Governments are the Real Transformers
In its February 2021 investor day press release, Philip Morris International made a short but remarkable statement about transformation: “The company believes that with the right regulatory frameworks, dialogue and support from civil society, cigarette sales can end within 10 to 15 years in many countries.” The company is saying to investors that its cash-cow—cigarettes—could be obsolete within the typical corporate planning horizon. This is a striking recognition of just how fast things could change if the transformation strategy were pursued purposefully by all parties. The other important idea here is that transformation needs to be a joint undertaking: Governments set the regulatory and fiscal framework. Governments, civil society, health professionals and academia create the “information environment,” shaping what people see, hear and think about their options. Imagine if everyone with a serious stake in public health got fully behind a transformation strategy?

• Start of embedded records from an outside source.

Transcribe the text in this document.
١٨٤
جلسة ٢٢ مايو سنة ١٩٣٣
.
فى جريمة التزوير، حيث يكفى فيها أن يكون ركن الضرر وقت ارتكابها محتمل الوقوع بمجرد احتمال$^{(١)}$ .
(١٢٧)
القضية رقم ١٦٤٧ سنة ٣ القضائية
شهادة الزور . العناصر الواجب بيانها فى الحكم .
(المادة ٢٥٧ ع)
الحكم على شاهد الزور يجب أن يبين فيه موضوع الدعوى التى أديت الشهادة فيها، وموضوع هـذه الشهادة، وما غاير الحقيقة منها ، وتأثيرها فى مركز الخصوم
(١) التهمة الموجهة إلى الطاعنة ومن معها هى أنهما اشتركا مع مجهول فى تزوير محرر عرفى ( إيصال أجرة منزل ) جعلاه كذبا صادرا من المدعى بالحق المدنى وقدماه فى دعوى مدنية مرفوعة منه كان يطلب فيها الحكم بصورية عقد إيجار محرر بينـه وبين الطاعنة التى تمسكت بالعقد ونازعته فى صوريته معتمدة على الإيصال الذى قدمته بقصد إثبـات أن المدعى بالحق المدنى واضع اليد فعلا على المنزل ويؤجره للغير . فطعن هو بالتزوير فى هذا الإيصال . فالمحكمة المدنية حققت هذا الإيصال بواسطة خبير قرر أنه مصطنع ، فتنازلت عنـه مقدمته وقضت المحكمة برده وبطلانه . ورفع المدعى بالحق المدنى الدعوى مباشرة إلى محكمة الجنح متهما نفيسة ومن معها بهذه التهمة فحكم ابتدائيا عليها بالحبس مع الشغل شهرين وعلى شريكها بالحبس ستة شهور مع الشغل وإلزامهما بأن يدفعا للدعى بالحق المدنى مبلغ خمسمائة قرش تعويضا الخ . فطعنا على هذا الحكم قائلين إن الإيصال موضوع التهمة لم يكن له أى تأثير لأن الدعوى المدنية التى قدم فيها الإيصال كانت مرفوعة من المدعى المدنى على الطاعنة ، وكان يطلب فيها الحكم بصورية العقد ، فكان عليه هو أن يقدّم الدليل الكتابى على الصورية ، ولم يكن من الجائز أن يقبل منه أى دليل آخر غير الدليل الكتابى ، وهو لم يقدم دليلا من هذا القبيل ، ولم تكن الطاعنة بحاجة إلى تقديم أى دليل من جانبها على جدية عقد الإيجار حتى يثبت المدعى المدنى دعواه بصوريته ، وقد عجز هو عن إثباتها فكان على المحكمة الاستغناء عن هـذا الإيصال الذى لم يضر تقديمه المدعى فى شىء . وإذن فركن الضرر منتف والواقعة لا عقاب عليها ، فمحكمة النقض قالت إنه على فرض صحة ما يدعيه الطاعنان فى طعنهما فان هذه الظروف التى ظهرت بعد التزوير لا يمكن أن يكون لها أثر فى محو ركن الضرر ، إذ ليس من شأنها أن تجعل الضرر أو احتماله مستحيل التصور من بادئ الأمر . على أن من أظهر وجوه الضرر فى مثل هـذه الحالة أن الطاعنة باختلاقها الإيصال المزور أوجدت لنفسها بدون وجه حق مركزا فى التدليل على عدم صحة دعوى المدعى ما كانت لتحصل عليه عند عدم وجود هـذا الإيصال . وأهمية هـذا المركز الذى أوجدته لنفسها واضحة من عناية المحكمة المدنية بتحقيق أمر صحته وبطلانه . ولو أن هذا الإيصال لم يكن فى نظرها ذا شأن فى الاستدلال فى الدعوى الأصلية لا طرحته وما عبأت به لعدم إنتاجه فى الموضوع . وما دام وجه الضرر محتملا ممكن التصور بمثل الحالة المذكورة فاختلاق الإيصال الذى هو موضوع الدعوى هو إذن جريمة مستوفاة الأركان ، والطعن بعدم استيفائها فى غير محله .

The Abolitionists Fighting Transformation
The abolitionists are threatened by transformation as it will deny them the justification for a nicotine-free society. So they are fighting transformation, with agencies right up to the WHO pressing for the outright prohibition of noncombustible products or regulations that would treat low-risk products no differently than high-risk cigarettes. This approach has nothing to do with health and everything to do with the threat that low-risk products present to the goal of the nicotine-free society. We also see anti-tobacco activists trying to block the diversification strategy of tobacco companies—for example, making the absurd argument they should not even use their biotech capabilities to try to make Covid-19 vaccines. In the most disturbing case so far, activists tried to block tobacco industry diversification through the acquisition of a pharmaceutical company specializing in inhalation technologies. Once the transaction was completed, they threatened the employees with ostracization. One day, these scientists were good guys; the next day, they were bad guys, even though they were doing the same thing with the same purpose—just with different owners.
It’s almost as if these activists need tobacco companies to be permanent cigarette companies and nothing else. Perhaps they need an unambiguously evil enemy that fits their activist business model rather than a transformation that threatens to deny them the reason to exist.